Here is my visual guide to eyeballing serving sizes.
• Nuts, quarter cup = golf ball
• Salad dressing or olive oil, two tablespoons = shot glass
• Peanut butter, two tablespoons = walnut in a shell
• Ice cream, half cup =half baseball
• Cheese, two ounces = eight dice
• Pasta or rice, one cup = baseball
• Oil, one teaspoon = water-bottle cap
• Meat, fish, or poultry, three ounces = deck of cards
• Bread, one ounce slice = CD case
4. Don't snack out of a jumbo bag. Familiarize yourself with the serving size on the food label, pour yourself one serving, and put the bag away. Practice this for chips, nuts, pretzels and other treats
5. Don't be fooled by health halos and health claims on package labels. Just because a food is labeled organic, gluten free, or low-fat doesn't mean you can eat as much as you want. Calories are calories!

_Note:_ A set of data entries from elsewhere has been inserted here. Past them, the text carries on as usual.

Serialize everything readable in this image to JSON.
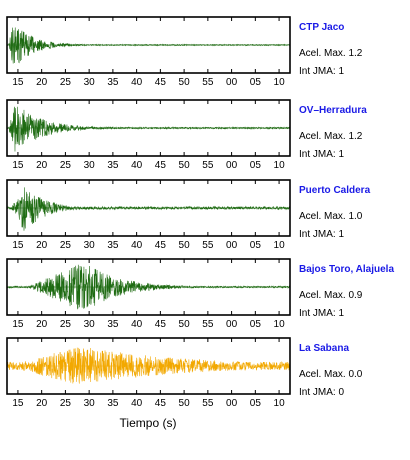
{
  "chart_data": {
    "type": "line",
    "xlabel": "Tiempo (s)",
    "x_tick_labels": [
      "15",
      "20",
      "25",
      "30",
      "35",
      "40",
      "45",
      "50",
      "55",
      "00",
      "05",
      "10"
    ],
    "label_color": "#1a1ae6",
    "accel_prefix": "Acel. Max.",
    "intensity_prefix": "Int JMA:",
    "grid": false,
    "series": [
      {
        "name": "CTP Jaco",
        "acel_max": "1.2",
        "int_jma": "1",
        "color": "#1e6b12",
        "onset": 13.0,
        "peak": 14.0,
        "decay": 4.0,
        "amplitude": 0.9,
        "noise": 0.02
      },
      {
        "name": "OV–Herradura",
        "acel_max": "1.2",
        "int_jma": "1",
        "color": "#1e6b12",
        "onset": 13.0,
        "peak": 14.5,
        "decay": 5.5,
        "amplitude": 0.95,
        "noise": 0.03
      },
      {
        "name": "Puerto Caldera",
        "acel_max": "1.0",
        "int_jma": "1",
        "color": "#1e6b12",
        "onset": 13.5,
        "peak": 16.5,
        "decay": 4.0,
        "amplitude": 0.92,
        "noise": 0.05
      },
      {
        "name": "Bajos Toro, Alajuela",
        "acel_max": "0.9",
        "int_jma": "1",
        "color": "#1e6b12",
        "onset": 17.0,
        "peak": 29.0,
        "decay": 7.0,
        "amplitude": 0.95,
        "noise": 0.03
      },
      {
        "name": "La Sabana",
        "acel_max": "0.0",
        "int_jma": "0",
        "color": "#f2a800",
        "onset": 13.0,
        "peak": 28.0,
        "decay": 22.0,
        "amplitude": 0.75,
        "noise": 0.15
      }
    ]
  }
}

6. Fill up on fresh fruits and veggies. You can't go wrong by adding more fresh fruits and veggies that do not bear package labels to your plate. Eat an apple as a snack, add fresh berries to your yogurt, and fill half of your dinner plate with fresh vegetables. Fruits and vegetables are relatively low in calories and rich in nutrients so you can eat more without worrying too much about gaining weight.
7. Avoid your trigger foods.If you can't stop at one serving of chips or pretzels, then don't even buy it. Choose a treat you can control and portion out.
8. Pay attention to how hungry you actually are and what else you are eating throughout the day.
9. Remember, you don't need to eat the whole thing.
10. And finally, less is more! As I often highlight in my talks, "What kind of sandwich isn't fattening?" My answer: "half a sandwich."